Fouad Ben Ahmed le 21 février après avoir reçu le prix de la diplomatie de la part de l'université américaine Tufts. | Tufts University

Le premier e-mail de l’université, Fouad Ben Ahmed l’a « marqué comme spam », croyant à un canular. Après la première relance, il répond au message : « Etes-vous sûr de vous adresser à la bonne personne ? » Pas d’erreur. C’est bien lui qui est invité à se rendre à Cambridge, dans le Massachusetts, pour recevoir le « Prix Joann Bendetson de la diplomatie publique », décerné au mois de février par la prestigieuse université américaine Tufts. Connue pour former ambassadeurs et diplomates du monde entier, Tufts récompense chaque année les individus ou institutions qui s’engagent en faveur d’un modèle d’intégration inclusif.

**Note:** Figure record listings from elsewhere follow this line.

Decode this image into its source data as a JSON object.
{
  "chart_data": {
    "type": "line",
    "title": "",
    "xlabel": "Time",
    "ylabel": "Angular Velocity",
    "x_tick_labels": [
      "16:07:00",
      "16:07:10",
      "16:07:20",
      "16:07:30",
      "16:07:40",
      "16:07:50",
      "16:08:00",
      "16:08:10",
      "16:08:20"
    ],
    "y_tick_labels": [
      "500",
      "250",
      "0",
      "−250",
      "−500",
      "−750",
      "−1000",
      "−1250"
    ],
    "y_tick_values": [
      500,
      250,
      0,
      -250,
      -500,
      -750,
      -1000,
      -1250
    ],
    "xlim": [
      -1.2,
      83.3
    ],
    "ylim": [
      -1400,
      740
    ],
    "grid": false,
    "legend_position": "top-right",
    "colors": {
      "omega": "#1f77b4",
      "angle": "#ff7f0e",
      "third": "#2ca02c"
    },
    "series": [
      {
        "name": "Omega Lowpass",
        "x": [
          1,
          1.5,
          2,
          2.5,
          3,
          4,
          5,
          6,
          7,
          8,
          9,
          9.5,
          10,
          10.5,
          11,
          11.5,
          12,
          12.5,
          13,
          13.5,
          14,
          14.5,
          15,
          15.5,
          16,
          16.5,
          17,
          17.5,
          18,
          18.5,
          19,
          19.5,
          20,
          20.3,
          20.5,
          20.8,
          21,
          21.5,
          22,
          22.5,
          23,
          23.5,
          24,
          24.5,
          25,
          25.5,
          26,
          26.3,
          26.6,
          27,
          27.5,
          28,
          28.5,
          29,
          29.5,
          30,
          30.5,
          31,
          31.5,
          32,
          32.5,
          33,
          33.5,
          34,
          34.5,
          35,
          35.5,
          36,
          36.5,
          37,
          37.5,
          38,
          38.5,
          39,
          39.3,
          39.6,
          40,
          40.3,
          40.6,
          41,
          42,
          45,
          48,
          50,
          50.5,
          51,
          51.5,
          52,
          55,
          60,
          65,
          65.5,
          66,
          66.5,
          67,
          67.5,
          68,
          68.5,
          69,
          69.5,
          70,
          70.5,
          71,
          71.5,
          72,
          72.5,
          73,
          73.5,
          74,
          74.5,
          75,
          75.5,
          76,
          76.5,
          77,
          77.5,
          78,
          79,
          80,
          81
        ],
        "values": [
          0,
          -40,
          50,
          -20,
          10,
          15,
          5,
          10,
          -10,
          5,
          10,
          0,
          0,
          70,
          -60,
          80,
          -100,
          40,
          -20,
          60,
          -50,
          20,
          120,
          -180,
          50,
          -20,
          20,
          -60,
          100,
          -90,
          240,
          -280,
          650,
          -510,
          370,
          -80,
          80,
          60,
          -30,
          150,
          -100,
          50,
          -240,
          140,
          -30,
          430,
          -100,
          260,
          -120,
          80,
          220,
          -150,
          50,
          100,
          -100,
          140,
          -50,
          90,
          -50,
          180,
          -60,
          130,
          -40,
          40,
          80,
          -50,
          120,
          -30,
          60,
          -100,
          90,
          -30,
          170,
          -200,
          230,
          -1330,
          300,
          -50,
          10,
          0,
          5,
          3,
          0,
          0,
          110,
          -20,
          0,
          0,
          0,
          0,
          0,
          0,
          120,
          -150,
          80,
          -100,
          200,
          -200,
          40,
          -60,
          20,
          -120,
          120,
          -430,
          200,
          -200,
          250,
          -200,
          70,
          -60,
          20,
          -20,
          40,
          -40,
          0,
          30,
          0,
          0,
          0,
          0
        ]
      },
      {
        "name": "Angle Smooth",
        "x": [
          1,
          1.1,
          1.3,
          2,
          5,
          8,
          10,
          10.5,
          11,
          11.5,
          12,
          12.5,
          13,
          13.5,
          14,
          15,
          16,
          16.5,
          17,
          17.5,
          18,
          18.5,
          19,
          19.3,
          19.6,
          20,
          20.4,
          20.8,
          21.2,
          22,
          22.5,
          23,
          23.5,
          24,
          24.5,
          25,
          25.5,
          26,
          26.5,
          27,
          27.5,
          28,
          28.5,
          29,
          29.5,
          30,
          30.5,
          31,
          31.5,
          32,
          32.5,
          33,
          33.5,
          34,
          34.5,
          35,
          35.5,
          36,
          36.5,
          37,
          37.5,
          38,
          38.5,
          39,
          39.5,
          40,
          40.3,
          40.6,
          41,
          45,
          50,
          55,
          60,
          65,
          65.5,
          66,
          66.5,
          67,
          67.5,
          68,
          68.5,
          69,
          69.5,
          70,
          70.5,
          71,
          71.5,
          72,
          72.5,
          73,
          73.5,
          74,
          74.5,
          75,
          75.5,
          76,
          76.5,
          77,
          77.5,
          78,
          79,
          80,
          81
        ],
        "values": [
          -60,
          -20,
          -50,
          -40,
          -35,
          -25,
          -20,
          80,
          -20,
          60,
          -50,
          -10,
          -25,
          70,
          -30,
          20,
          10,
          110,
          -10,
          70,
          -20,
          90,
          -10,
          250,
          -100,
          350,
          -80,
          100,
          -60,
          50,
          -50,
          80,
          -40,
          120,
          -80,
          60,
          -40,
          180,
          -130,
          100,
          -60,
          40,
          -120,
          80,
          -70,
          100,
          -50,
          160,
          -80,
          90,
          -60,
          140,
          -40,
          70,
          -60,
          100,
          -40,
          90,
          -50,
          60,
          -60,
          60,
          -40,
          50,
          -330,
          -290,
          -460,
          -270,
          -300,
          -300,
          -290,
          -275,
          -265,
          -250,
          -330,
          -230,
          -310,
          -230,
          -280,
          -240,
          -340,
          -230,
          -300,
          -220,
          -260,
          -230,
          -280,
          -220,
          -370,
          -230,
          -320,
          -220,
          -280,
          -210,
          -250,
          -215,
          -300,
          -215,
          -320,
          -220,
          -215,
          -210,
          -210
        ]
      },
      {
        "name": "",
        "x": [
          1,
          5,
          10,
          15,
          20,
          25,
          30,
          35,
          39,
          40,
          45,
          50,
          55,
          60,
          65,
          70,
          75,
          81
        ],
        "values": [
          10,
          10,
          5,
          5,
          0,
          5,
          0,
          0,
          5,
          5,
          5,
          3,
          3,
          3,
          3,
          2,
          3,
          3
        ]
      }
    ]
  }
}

Une disctinction passée relativement inaperçue en France, où M. Ben Ahmed est surtout connu pour avoir neutralisé, en juillet 2013, un homme armé d’un fusil à pompe dans un cinéma. La presse française, dont Le Monde.fr, a largement relayé son acte de bravoure qui a probablement permis d’éviter un bain de sang. Un fait divers bien plus spectaculaire que le travail de fourmi du militant de terrain.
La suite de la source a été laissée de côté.